La Manif pour tous, qu’est-ce que cela vous inspire ?

Personnellement, je pense que je n’ai jamais manifesté dans la rue. Cette manifestation vient d’une frustration épouvantable face à ce que propose le gouvernement actuel par rapport aux problèmes que pose la France. Les gens étaient descendus dans la rue pour dire que ça n’allait pas. Il y a là une exaspération doublée d’une crainte qu’exprime Christine Boutin. Il y a un fond catholique en France, même si les gens ne vont pas à la messe, ils suivent les préceptes de l’Eglise. Pour eux, la famille et  le mariage sont importants. Tout cela appartient à la France. Il y a donc un mélange d’exaspération, de crainte de l’avenir, de baisse du pouvoir d’achat. Il y a un mauvais engrenage en France. On a l’impression que la France fout le camp ; en Europe elle compte moins. Le chômage ne baisse pas. Il y a donc une inquiétude diffuse. Je pense qu’il y a quelque chose qui ne tourne pas rond dans le royaume de France.

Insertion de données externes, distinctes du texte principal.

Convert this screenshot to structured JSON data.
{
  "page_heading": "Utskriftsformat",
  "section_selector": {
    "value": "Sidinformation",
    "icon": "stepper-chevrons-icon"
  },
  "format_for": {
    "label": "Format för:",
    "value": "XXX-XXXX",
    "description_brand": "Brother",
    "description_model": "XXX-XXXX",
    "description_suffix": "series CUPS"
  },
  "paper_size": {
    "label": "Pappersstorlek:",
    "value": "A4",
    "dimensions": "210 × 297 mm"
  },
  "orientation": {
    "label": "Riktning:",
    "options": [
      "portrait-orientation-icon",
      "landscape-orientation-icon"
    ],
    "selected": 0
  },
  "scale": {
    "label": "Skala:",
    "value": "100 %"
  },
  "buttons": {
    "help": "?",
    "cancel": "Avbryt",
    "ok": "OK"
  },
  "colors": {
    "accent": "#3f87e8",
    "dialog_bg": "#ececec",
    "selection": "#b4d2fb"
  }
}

La vie de Claude du Granrut aujourd’hui consiste en quoi ?

Je suis aujourd’hui complètement retraitée. Je n’ai plus aucun poste officiel. Je ne suis plus élue. En revanche, je reste en contact avec le comité des Régions. Je maintiens un certain lien avec des institutions européennes. Ca m’oblige à me tenir très au courant par rapport à ce qui se passe en Europe. Je suis en train d’écrire un article de huit pages qui devrait alimenter un débat sur ce qui se passe au niveau européen. Mon deuxième point d’ancrage, c’est la mémoire des femmes déportées. On organise des voyages à Ravensbrück. Je suis en train de préparer un colloque européen sur l’engagement des femmes, sur leur courage. Je suis allée à Bruxelles où j’ai rencontré des personnes du service de la citoyenneté ; on m’a encouragé de monter quelque chose avec des associations d’autres pays. L’Europe devrait m’aider financièrement pour monter ce projet. Ce sera en 2015 si tout va bien. Je suis également en rapport avec le Ministère de l’Education nationale pour que les enseignants évoquent les femmes déportées. On est en train de monter un programme à base de petites interviews. Je participe aussi à de nombreux colloques. Je me rends en milieu scolaire avec des femmes déportées. Et j’ai cinq enfants, onze petits-enfants, et bientôt cinq arrière-petits-enfants ; j’ai aussi une vie familiale soutenue. L’aîné de mes arrière-petits enfants à 30 ans ; le plus petit a neuf ans. J’ai donc un balayage de tous les âges. Ce sont des enfants très motivés, voulant réellement faire quelque chose. Je me dis que je leur ai donné l’envie de faire quelque chose de leur vie. J’ai aussi un lien fort avec l’Amérique grâce à ma nomination au conseil d’administration de l’université dans laquelle j’ai étudié.